Der Krieg und die Medien
Zu den zahlreichen zivilen Todesopfern, die seit Beginn des russischen Angriffs auf die Ukraine gezählt werden, gehören zwei Medienschaffende. Am 25. Februar wurde in Cherson der Bürgerjournalist Dilerbek Schakirow erschossen. Am 1. März kam bei der Bombardierung des TV- und Radiosendeturms von Kiew, der für Kiev Live TV arbeitende Kameramann Ewgeni Sakun ums Leben. Dieser Angriff stellt ein Kriegsverbrechen dar. In der Ukraine haben russische Truppen insgesamt vier Sendemasten zerstört und damit Dutzende TV- und Rundfunksender getroffen. In den von den Invasoren eroberten Gebieten laufen über die Sendeanlagen nur noch Programme des staatlichen Propagandasenders Russia 24.
Der Krieg gegen die Ukraine hat auch eine innere Front. Seit Beginn der Invasion zensiert der Kreml die Berichterstattung russischer Medien noch rigoroser. Schon seit Oktober 2021 drohte Journalistinnen und Journalisten, die über militärische Verluste, die Truppenmoral oder andere „militärische Geheimnisse“ berichten, strafrechtliche Verfolgung oder die Denunzierung als „ausländische Agenten“. Ein am 4. März verabschiedetes Gesetz sieht für die Publikation von „falschen“ oder „erlogenen“ Informationen über Operationen des russischen Militärs eine Haftstrafe von bis zu 15 Jahren vor. Als strafbar gelten bereits einzelne Worte wie „Krieg“, „Angriff“ oder „Invasion“. Erlaubt sind nur Informationen aus „offiziellen russischen Quellen“. In Reaktion auf dieses Gesetz haben ausländische Medien (darunter BBC, CNN, ARD und ZDF) ihre Berichterstattung eingestellt, um ihre Mitarbeiter und Mitarbeiterinnen nicht zu gefährden.
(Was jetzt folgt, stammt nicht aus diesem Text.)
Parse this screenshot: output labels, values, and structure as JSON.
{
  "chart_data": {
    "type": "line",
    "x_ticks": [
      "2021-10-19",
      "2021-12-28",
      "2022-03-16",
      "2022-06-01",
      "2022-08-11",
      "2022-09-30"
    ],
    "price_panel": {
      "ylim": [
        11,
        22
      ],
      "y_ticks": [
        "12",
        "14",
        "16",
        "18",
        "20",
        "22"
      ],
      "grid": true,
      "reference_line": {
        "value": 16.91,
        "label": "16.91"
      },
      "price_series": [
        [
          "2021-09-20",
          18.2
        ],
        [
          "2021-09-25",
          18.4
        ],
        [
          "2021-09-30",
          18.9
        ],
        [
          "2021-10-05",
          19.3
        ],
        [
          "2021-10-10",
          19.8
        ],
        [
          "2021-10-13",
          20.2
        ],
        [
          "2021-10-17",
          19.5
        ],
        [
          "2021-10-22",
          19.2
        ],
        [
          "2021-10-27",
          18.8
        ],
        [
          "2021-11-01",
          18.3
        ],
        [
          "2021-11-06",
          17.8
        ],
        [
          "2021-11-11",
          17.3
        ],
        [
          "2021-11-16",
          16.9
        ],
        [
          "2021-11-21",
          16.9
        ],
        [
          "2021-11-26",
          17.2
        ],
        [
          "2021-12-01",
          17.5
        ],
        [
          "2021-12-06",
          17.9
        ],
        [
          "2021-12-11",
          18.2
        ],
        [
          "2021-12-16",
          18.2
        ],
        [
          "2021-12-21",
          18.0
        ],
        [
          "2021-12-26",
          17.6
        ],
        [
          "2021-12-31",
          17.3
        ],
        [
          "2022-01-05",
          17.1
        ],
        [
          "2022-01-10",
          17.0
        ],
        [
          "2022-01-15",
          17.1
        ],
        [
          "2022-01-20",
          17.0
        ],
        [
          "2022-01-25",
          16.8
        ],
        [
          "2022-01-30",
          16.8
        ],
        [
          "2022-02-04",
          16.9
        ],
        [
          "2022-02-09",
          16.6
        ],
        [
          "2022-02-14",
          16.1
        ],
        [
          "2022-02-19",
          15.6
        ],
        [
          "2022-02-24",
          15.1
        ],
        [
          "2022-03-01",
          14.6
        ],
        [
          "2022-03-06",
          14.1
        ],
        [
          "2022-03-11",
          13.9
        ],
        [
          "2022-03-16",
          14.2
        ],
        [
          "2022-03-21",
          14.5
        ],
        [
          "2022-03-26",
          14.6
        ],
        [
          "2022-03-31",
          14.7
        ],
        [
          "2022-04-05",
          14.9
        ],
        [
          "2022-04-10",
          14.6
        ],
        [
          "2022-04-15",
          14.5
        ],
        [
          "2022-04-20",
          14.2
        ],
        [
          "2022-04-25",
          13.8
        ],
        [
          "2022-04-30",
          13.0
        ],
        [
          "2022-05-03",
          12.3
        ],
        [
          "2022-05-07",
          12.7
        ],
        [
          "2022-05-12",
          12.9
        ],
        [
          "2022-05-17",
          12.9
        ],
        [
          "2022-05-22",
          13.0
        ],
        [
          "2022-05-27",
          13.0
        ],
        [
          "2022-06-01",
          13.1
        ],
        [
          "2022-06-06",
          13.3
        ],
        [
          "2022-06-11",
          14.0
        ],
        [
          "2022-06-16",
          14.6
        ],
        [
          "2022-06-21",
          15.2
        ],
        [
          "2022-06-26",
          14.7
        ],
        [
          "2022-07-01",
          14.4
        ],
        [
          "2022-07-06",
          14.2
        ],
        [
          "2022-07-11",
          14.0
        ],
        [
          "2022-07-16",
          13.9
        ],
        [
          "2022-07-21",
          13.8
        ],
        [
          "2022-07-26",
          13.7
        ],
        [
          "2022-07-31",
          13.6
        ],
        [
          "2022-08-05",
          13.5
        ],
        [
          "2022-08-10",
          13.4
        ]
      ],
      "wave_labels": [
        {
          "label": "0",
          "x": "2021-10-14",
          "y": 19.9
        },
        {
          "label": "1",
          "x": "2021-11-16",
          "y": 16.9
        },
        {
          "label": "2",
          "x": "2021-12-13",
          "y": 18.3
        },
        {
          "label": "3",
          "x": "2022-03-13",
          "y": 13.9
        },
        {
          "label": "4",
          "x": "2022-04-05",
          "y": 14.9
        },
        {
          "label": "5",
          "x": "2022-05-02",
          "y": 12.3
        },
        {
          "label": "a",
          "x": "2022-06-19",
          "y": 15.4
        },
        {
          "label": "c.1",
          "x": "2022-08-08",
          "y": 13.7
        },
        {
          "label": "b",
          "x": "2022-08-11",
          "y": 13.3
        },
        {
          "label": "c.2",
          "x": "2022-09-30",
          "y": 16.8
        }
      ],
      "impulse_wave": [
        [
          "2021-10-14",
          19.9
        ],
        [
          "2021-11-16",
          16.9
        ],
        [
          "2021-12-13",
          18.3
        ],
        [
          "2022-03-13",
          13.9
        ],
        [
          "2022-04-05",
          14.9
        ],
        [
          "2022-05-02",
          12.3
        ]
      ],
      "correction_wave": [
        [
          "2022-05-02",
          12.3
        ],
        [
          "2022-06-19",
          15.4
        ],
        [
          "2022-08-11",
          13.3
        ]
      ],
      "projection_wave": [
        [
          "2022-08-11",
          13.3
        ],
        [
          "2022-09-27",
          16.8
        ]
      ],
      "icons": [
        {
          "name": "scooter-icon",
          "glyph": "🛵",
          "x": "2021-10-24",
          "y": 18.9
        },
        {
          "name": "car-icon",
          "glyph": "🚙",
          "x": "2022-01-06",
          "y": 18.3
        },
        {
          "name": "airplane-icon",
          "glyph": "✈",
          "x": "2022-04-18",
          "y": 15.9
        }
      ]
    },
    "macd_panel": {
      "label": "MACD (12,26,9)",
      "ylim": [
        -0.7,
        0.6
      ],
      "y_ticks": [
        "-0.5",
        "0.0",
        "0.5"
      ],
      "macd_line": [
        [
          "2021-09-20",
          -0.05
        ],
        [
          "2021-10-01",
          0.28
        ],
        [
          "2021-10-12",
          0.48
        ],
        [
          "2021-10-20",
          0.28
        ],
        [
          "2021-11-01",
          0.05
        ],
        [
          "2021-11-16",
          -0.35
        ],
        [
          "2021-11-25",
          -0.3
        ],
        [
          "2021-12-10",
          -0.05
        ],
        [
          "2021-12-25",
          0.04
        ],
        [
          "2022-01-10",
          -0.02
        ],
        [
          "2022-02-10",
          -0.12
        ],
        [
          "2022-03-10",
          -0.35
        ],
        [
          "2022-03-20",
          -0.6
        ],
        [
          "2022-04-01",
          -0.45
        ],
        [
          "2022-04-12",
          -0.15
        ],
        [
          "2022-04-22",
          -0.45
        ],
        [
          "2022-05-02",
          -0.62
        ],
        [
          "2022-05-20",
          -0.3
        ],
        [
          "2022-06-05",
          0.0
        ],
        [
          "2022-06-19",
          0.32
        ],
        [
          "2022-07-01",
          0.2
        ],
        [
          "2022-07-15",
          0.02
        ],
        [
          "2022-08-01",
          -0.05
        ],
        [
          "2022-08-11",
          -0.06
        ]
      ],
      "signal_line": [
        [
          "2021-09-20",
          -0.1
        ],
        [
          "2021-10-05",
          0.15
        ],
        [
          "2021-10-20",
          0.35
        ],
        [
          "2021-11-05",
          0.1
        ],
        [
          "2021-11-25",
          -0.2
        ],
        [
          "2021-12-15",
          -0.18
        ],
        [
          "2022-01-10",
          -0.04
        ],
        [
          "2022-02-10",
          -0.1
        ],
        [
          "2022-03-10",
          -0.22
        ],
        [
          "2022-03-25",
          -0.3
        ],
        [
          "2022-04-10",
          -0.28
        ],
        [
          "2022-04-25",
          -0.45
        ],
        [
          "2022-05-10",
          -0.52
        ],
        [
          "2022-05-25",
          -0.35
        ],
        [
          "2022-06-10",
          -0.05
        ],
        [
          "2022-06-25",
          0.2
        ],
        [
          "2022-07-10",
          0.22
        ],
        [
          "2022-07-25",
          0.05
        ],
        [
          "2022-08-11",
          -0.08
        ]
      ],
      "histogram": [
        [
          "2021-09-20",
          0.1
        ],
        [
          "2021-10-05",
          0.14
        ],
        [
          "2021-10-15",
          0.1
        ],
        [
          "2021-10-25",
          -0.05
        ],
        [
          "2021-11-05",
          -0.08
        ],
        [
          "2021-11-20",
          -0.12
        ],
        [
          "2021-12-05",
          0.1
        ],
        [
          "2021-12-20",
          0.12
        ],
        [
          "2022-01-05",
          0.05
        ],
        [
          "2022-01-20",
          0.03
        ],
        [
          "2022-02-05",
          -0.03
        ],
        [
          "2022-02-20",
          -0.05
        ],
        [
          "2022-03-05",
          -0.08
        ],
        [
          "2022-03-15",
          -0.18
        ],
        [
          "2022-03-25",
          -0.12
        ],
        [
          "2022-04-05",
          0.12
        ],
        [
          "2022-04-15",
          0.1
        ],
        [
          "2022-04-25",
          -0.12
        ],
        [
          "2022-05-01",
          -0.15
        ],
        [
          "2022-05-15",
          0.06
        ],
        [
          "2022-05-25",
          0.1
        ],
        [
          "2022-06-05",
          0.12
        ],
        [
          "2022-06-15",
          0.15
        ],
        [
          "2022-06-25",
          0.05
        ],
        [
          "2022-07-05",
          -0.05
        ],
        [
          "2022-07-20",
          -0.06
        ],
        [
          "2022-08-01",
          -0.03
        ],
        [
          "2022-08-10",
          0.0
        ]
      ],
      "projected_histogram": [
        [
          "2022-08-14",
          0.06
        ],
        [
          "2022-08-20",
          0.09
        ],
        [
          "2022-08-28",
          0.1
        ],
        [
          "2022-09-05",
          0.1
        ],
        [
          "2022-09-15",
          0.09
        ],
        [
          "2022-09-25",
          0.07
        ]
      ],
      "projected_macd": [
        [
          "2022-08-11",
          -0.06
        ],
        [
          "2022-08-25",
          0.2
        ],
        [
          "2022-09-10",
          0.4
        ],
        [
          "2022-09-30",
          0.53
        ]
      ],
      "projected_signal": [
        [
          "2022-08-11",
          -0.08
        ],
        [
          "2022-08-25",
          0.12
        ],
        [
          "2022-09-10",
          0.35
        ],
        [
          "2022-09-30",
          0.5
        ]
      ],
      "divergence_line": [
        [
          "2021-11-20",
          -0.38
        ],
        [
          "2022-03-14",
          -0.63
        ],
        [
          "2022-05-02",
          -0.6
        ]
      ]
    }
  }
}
Seit dem 28. Februar hat die Medienregulierungsbehörde Roskomnadsor den Zugang zu mehreren ausländischen Onlinemedien gesperrt. Zugleich wurden Verfahren gegen mindestens zehn russische Medien eingeleitet, die „falsche Informationen“ verbreitet oder die verbotenen Wörter benutzt haben. Das trifft unter anderem den populären Radiosender Echo Moskwy, die Nachrichtenseite Mediazona und die Tageszeitung Nowaja Gaseta, die am 26. Februar demonstrativ auf Russisch und Ukrainisch erschienen war.
Auch die sozialen Medien geraten ins Visier von Roskomnadsor. Die Provider wurden angewiesen, den Zugang zu Twitter und Meta einzuschränken. Ganz blockiert ist seit Anfang März ein wichtiges Exilmedium, die in Riga ansässige russisch-englische Website Meduza.
Mehrere russische Medienschaffende wurden wegen ihrer Berichterstattung über lokale Antikriegsdemonstrationen vorübergehend festgenommen. So erging es Mitarbeiterinnen lokaler Websites in Krasnodar, drei Reportern des russischen Dienstes von RFE/RL in Moskau und vier Journalisten in Belgorod nahe der ukrainischen Grenze. Kurzzeitig verhaftet wurden auch mehrere Medienschaffende, die auf Plakaten die neuen Zensurmaßnahmen kritisierten. Jelena Tschernenko, die Leiterin der Auslandsredaktion der Wirtschaftszeitung Kommersant verlor ihre Akkreditierung als Kreml-Berichterstatterin wegen ihres offenen Briefs gegen den Krieg, der von mehr als 300 Medienschaffenden unterzeichnet wurde.